I'm currently doing a question from the Foundations of Mathematics written by Kenneth Kunen for self-teaching purposes, and I'm currently stuck on a question that asks me to justify the definition of A/R using the power set axiom and not the replacement axiom.
The steps I have done so far (and I'm not sure if I've done them correctly to be honest) are as follows:
We are given $ A/R \subseteq P(A) $
$ [x] $ is defined as $ [x] = \{ y \in A \wedge y R x\}$ and the Power set is defined as $ P(x) = \{x: x \subseteq A \} $
$\forall x \in A/R \rightarrow x \in P(A) $ as $A/R \subseteq P(A)$
$x$ is then a subset for which $\forall a \in x \rightarrow a \in A$ as $x \in P(A)$
$[x] \in A/R \rightarrow [x] \in P(A) $ by definition
Which leads to $\forall y \in [x] \rightarrow y \in A $ as $[x] \in P(A)$
From here I'm lost as to how to proceed. I think I can use restricted comprehension to prove that the set containing [x] exists since I have one condition fulfilled as $[x] \in P(A)$, but I don't know what the corresponding property would be. Any pointers or critics (regarding proof or structuring of question) would be greatly appreciated. Thanks!

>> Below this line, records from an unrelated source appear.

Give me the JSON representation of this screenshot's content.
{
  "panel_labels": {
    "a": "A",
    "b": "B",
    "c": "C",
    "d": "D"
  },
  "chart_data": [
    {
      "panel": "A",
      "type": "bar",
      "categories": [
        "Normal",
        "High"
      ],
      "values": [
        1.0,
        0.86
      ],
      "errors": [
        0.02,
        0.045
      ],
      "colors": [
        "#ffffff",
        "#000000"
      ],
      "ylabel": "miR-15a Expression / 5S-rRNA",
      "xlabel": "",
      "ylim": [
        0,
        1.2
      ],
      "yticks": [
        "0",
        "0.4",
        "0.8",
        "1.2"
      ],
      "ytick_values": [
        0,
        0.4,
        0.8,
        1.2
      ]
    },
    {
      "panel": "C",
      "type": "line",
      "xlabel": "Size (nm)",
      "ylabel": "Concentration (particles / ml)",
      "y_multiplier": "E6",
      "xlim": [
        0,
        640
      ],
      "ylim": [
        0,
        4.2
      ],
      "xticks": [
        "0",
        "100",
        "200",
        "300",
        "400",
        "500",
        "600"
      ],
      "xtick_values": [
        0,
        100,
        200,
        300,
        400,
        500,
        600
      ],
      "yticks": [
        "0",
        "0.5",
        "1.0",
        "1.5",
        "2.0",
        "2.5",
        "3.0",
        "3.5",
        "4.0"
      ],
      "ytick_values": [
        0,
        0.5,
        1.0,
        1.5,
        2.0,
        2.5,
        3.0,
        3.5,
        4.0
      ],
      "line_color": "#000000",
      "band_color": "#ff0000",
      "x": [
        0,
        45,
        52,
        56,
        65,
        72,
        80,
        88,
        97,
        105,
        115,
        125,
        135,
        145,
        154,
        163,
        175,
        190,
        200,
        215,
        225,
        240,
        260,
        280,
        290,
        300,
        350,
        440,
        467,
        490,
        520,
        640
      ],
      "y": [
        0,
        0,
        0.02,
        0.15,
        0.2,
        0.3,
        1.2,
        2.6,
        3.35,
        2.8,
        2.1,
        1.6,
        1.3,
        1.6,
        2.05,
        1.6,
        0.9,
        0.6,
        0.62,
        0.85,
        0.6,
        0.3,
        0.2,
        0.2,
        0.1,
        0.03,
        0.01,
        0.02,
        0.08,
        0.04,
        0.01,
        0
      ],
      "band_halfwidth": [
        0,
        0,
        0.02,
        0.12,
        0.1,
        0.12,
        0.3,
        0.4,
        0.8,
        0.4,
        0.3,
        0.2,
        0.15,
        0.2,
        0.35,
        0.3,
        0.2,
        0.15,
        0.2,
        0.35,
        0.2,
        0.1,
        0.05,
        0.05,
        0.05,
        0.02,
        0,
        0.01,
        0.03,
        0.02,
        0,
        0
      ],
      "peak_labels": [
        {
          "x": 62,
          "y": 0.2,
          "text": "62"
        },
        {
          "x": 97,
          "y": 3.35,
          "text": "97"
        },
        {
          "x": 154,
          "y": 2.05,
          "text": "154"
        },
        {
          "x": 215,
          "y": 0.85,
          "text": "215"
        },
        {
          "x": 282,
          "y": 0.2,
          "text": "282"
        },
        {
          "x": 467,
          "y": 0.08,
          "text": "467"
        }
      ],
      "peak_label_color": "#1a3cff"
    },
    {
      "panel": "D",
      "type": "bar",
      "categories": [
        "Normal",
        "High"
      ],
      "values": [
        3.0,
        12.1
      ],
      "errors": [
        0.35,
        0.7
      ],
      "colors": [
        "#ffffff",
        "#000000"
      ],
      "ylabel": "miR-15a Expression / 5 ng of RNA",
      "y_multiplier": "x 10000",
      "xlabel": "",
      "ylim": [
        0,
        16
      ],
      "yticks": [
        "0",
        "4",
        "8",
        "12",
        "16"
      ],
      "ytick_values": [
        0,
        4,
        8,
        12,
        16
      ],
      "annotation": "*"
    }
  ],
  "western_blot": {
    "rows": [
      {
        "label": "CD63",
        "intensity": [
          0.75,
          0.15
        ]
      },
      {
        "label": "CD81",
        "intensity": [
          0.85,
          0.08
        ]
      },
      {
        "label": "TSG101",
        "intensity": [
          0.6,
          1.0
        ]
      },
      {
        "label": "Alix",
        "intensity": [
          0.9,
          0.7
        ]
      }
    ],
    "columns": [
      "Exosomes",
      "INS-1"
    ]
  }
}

I don't have Kunen's book to hand. I take it that $A/R$ is intended to represent the set of equivalence classes of the (equivalence) relation $R$ on a set $A$. Then you have:
$$ A/R = \{ C \in P(A) : \exists x \in A . \forall y . (y \in C \Leftrightarrow x \mathrel{R} y)\} $$
I.e., $A/R$ comprises all sets $C$ that, for some $x$, comprise precisely the elements $y$ that are equivalent under $R$ to $x$.
The power set axiom and the axiom of comprehension (which Kunen may be calling restricted comprehension) imply the existence of the set on the right-hand side of the above equation - the replacement axiom is not required.